Leo loving the Hyundai A-League

When Leo Bertos left Wellington for the bright lights of Britain as a wide-eyed 17-year-old he never imagined that 10 years later he would be playing professional football in his home city.

When Leo Bertos left Wellington for the bright lights of Britain as a wide-eyed 17-year-old he never imagined that 10 years later he would be playing professional football in his home city.

Bertos headed north after finishing school to pursue his dream of being a professional player, something back then he could never have accomplished in New Zealand.

But now, thanks to the advent of the Hyundai A-League and owner Terry Serepisos, Bertos is doing just that with the Wellington Phoenix and loving it.

"I went never thinking that I would return (to Wellington) to play professionally. I knew I would come back one day but not for football. It's pretty amazing that there is a professional set-up here," said the talented midfielder.

"It's going to help the development of the game and for kids coming through, like I was, they don't have to go over to Europe or other places to play football professionally because they can do that here in their own backyard and that's a good thing."

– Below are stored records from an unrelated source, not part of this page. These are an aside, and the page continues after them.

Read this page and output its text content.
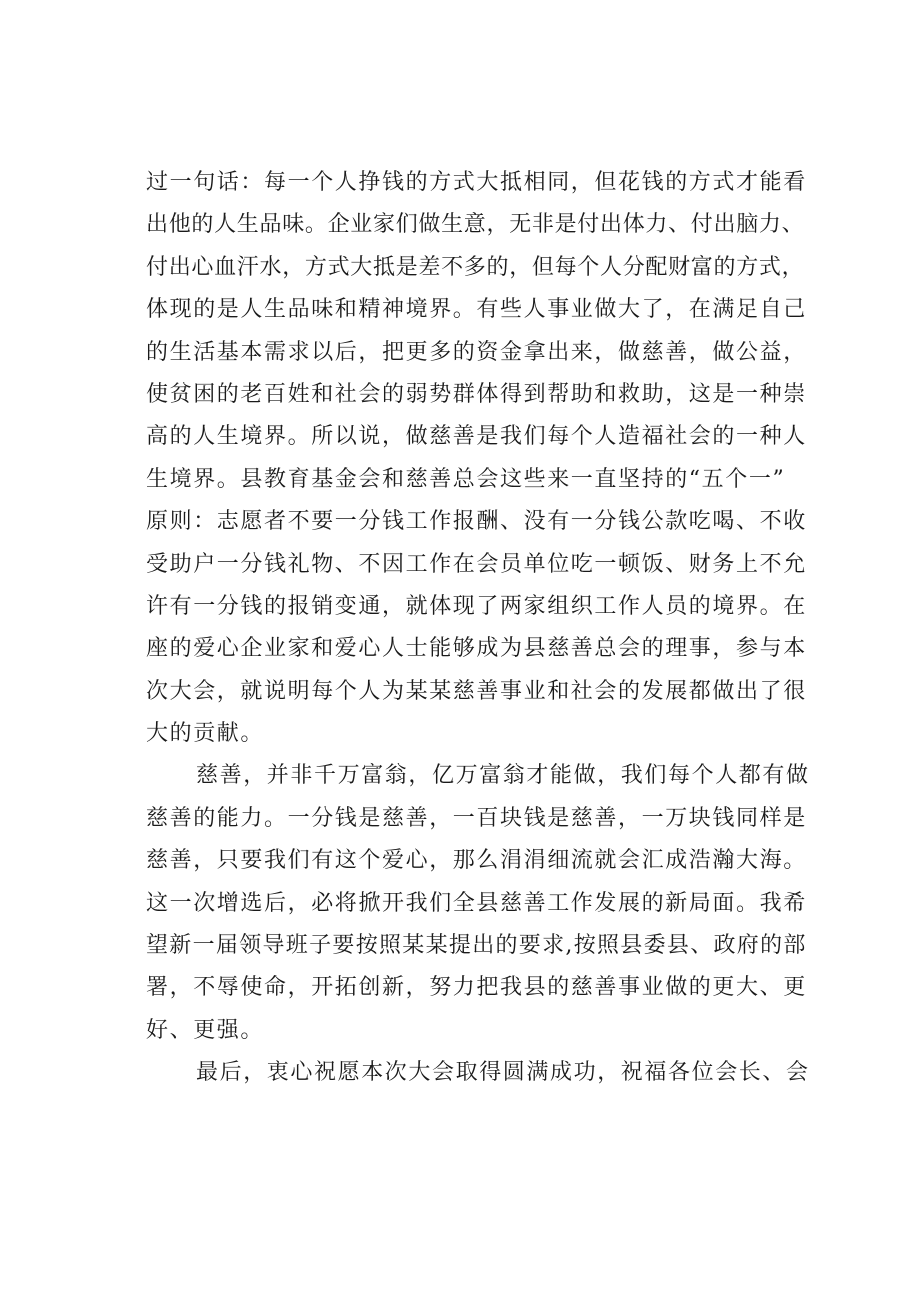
过一句话：每一个人挣钱的方式大抵相同，但花钱的方式才能看
出他的人生品味。企业家们做生意，无非是付出体力、付出脑力、
付出心血汗水，方式大抵是差不多的，但每个人分配财富的方式，
体现的是人生品味和精神境界。有些人事业做大了，在满足自己
的生活基本需求以后，把更多的资金拿出来，做慈善，做公益，
使贫困的老百姓和社会的弱势群体得到帮助和救助，这是一种崇
高的人生境界。所以说，做慈善是我们每个人造福社会的一种人
生境界。县教育基金会和慈善总会这些来一直坚持的“五个一”
原则：志愿者不要一分钱工作报酬、没有一分钱公款吃喝、不收
受助户一分钱礼物、不因工作在会员单位吃一顿饭、财务上不允
许有一分钱的报销变通，就体现了两家组织工作人员的境界。在
座的爱心企业家和爱心人士能够成为县慈善总会的理事，参与本
次大会，就说明每个人为某某慈善事业和社会的发展都做出了很
大的贡献。
慈善，并非千万富翁，亿万富翁才能做，我们每个人都有做
慈善的能力。一分钱是慈善，一百块钱是慈善，一万块钱同样是
慈善，只要我们有这个爱心，那么涓涓细流就会汇成浩瀚大海。
这一次增选后，必将掀开我们全县慈善工作发展的新局面。我希
望新一届领导班子要按照某某提出的要求,按照县委县、政府的部
署，不辱使命，开拓创新，努力把我县的慈善事业做的更大、更
好、更强。
最后，衷心祝愿本次大会取得圆满成功，祝福各位会长、会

Bertos, whose father George is Greek, was brought up on a diet of football from an early age.

"They pretty much threw a ball at me before I could walk," he said with a smile.

Some of his earliest footballing memories are of watching his favourite teams Liverpool and AC Milan on TV with his father and grandfather Leo - both of whom he credits for his success today - and hoping one day to emulate players like England's John Barnes and North Queensland Fury import Robbie Fowler, Ian Rush of Wales, and Dutchmen Ruud Gullit, Frank Rijkaard and Marco van Basten.

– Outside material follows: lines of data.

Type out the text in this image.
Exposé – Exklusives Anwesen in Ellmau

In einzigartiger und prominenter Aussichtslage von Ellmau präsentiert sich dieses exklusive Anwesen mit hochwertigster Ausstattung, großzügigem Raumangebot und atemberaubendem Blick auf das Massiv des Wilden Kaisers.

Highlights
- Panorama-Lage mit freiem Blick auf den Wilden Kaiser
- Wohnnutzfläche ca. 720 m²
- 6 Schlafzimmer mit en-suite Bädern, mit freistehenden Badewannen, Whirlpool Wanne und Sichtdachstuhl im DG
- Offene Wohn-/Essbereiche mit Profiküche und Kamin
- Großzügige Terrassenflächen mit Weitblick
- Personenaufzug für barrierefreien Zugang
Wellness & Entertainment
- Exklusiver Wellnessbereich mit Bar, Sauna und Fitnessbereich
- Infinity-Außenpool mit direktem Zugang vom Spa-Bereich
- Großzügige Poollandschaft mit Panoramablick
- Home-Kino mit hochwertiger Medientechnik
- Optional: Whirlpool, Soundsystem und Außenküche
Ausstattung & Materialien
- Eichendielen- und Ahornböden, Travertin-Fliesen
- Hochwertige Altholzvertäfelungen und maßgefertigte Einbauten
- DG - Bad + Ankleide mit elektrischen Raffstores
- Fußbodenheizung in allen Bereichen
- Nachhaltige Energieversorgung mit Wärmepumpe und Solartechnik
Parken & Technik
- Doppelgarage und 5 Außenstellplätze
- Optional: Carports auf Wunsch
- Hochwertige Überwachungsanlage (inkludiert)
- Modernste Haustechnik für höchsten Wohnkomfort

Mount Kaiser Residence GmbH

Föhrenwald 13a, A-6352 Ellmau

"I really liked how they played the game and I like to play the game like that myself," he said.

"That's probably what, not necessarily made me want to play football, but made me want to try and enjoy the game like they seemed to."

Bertos says his experience in the cut-throat world of British football, where he played for Barnsley, Rochdale, Chester City, York City, Scarborough and Worksop over a six-year period before joining Perth Glory, was a huge learning curve and one that taught him some valuable lessons about life as a professional sportsman.

"It's pressure to perform. You've got to show what you've got and do the best you can day in day out not just in the games at the weekend but at training as well."

That work ethic remains strong in the 27-year-old midfielder as he embarks on his second season with the Phoenix - and the continuing 2010 World Cup qualifying campaign with the All Whites.

Bertos, last season's Phoenix player of the year, has shown again in the opening round of the Hyundai A-League 2009/10 season his ability as a provider.

His pinpoint deliveries from free-kicks or on the counter-attack are well noted and he set up both of Wellington's goals in their first-up loss to the Newcastle Jets.

If there's one area of his game he would like to see improve it's his goal scoring.

"I guess throughout my career I've scored a few goals until I came to the A-League," he said with a wry grin. "It just doesn't seem to be happening. It's something that I've been working on."

"My job is to put opportunities there for the other guys, the strikers, to score. I'm happy doing that but of course I would like to be scoring pretty regularly."

Two goals definitely in his sights are getting the Phoenix to the Hyundai A-League finals for the first time and the All Whites to the World Cup for the first time since 1982 - when current Phoenix and All Whites coach Ricki Herbert was in the national squad.

The All Whites, who Bertos has played for since 2003, will face either Bahrain or Saudi Arabia in the Asia-Oceania World Cup play-offs in October and November.

"(The 1982 side) were pretty much written off but they got through so there's a chance there for us. I don't see why can't get a couple of results and get through."